De allí tomamos el tren por una hora mas o menos hasta el museo de los Cup Noodles en Yokohama. La experiencia fue muy divertida la verdad, te dan un vaso vacío, en blanco y sellado de fideos, Te sientas en una mesa con marcadores de colores, lo pintas a tu gusto, yo pinté varios chiles, Ari le escribió a Aron su nombre en japonés, Susan fue la artista que destacó, preciosos, Sonia hizo un dibujo de un barquito, digno de un niño de 5 años y Javi unos templos japoneses. Luego pasas por una máquina donde rellenas el vaso con los fideos secos, después seleccionas el sabor del caldo y hasta 4 toppings para tus fideos. Elegí un caldo de tomate picante, camaron, kimchi picante, cangrejo y ajo. Finalmente sellan el vaso al vacío y a presión, sin ningún tipo de pegamento y lo sellan dentro de una bolsa. Listo, Cup Noodles personalizados.

No sabíamos que la marca de Cup Noodles era japonesa. La experiencia fue muy divertida.
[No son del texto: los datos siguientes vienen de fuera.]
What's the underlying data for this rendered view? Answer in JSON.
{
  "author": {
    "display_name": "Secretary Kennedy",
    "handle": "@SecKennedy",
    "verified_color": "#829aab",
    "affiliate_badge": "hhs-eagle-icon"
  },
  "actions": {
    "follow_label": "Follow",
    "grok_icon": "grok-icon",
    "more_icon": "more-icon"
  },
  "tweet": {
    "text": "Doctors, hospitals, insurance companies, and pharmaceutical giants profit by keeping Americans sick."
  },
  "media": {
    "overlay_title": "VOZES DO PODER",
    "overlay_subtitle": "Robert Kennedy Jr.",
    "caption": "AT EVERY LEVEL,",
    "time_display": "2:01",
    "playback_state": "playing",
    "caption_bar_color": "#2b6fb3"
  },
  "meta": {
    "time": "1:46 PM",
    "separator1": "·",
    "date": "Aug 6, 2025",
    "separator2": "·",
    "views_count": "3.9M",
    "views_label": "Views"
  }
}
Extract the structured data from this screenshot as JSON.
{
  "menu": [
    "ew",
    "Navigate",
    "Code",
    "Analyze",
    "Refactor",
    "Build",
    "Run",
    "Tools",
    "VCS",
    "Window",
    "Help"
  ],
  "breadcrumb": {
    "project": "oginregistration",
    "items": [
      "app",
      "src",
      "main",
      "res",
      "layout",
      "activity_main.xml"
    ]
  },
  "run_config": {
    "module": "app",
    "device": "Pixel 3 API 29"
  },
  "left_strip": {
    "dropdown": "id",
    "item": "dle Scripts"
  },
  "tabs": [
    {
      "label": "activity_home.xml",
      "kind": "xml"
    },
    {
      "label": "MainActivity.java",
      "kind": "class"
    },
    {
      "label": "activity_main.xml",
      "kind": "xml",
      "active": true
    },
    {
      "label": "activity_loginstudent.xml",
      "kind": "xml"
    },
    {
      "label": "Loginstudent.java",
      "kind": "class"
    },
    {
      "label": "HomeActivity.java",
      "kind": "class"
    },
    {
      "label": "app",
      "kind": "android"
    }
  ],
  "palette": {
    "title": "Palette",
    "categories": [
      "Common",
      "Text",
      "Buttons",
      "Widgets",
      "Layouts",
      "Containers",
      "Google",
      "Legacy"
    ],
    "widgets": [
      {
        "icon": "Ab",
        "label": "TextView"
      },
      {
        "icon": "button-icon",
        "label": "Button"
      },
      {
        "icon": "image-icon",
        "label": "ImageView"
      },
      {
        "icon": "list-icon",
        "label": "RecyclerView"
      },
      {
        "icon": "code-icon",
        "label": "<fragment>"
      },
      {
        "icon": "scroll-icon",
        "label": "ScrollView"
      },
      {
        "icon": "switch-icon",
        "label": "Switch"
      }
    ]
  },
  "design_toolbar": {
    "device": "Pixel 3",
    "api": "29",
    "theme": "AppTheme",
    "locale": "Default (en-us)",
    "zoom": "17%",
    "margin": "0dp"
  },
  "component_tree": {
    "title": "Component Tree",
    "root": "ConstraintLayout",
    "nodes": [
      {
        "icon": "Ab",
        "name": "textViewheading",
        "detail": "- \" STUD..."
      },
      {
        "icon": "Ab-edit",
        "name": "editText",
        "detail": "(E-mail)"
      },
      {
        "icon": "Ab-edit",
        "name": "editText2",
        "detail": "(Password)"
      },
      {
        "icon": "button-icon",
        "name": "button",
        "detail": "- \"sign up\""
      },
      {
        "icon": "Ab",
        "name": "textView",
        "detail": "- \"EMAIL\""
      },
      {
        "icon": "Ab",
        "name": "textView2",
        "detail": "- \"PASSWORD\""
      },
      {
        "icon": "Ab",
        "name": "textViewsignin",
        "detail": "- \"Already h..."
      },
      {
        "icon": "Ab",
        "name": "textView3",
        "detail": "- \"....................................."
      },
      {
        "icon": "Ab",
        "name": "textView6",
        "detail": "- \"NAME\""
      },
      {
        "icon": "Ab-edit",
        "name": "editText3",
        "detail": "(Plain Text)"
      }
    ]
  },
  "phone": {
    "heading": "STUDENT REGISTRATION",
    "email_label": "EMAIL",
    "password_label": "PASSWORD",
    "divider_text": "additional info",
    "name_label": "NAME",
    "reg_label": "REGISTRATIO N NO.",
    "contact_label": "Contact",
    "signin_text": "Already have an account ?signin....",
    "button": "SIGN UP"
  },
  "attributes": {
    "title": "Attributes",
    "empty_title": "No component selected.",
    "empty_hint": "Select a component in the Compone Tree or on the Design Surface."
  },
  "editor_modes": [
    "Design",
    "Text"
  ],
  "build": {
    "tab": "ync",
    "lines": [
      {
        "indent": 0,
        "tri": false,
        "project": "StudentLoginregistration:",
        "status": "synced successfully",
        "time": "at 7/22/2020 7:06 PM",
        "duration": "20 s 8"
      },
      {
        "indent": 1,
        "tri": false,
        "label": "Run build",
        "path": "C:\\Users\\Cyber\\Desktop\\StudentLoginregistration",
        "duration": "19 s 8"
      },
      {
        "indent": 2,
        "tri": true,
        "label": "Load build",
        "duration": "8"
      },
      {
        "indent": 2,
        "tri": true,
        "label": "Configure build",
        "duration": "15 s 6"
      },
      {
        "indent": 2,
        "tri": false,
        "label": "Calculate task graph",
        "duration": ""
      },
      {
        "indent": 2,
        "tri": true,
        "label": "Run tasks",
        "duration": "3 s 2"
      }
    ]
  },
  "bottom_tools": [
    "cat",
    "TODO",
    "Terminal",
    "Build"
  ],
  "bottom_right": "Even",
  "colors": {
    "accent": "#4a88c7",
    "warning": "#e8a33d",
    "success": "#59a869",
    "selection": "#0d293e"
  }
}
Mientras pintábamos los vasos, Ari y yo nos pusimos a intercambiar regalos. Me regaló una botella de sake, seleccionado por su hija que trabaja en una empresa de Sake, unos mochis de chocolate y fresa y varias galletas y chucherias. Con una cartica. La cara de Ari cuando le daba los pirulins era un poema.

De mi lado le llevé 4 latas de Pirulin, café Tarrazú y Dota de Costa Rica, y algunos souvenirs ticos.

Al terminar nuestros “Maruchanes” salimos caminando por la bahia de Yokohama hacia el barrio chino. A mi el ambiente se me hacia similar a Malaga, a otros se les parecía a Madrid o Barcelona. En general la vibra era muy acogedora una ciudad enorme, hermosa y tranquila con familias y niños jugando, gente joven haciendo ejercicios, un ambiente muy sano. En resumen cualquiera de nosotros desearía poder vivir allí.

Luego de una caminata de quizá una hora llegamos al barrio chino de Yokohama. Comi el mismo pollo frito de la vez anterior, pero ademas esta vez probé también calamar frito, muy rico.

Ari se despidió se nosotros y luego de caminar un rato fuimos a un templo chino, ingresamos, compramos un paquete de incienso que venia con 5 palitos, curiosamente éramos 5 y teníamos una hoguera cada uno para poner cada palito y pedir un deseo.

Llegamos cansadísimos al hotel después de perdernos un rato en la ruta del tren de vuelta a Tokio, compramos la cena y el desayuno en el Combini y fuimos mi esposita y yo al Onsen, luego probamos el Sake que nos regaló Ari, espectacular, muy suave, delicioso, todavia estaba lleno del almuerzo, asi que solo cené galleticas, Mochi y Sake. De lujo.

Mi esposa está fascinada con Japón, aun estamos iniciando el viaje, y ya quiere volver. Al menos como turistas, por los momentos estamos fascinados con la perfección y el respeto japonés. Es algo que parece que tienen impreso en su ADN.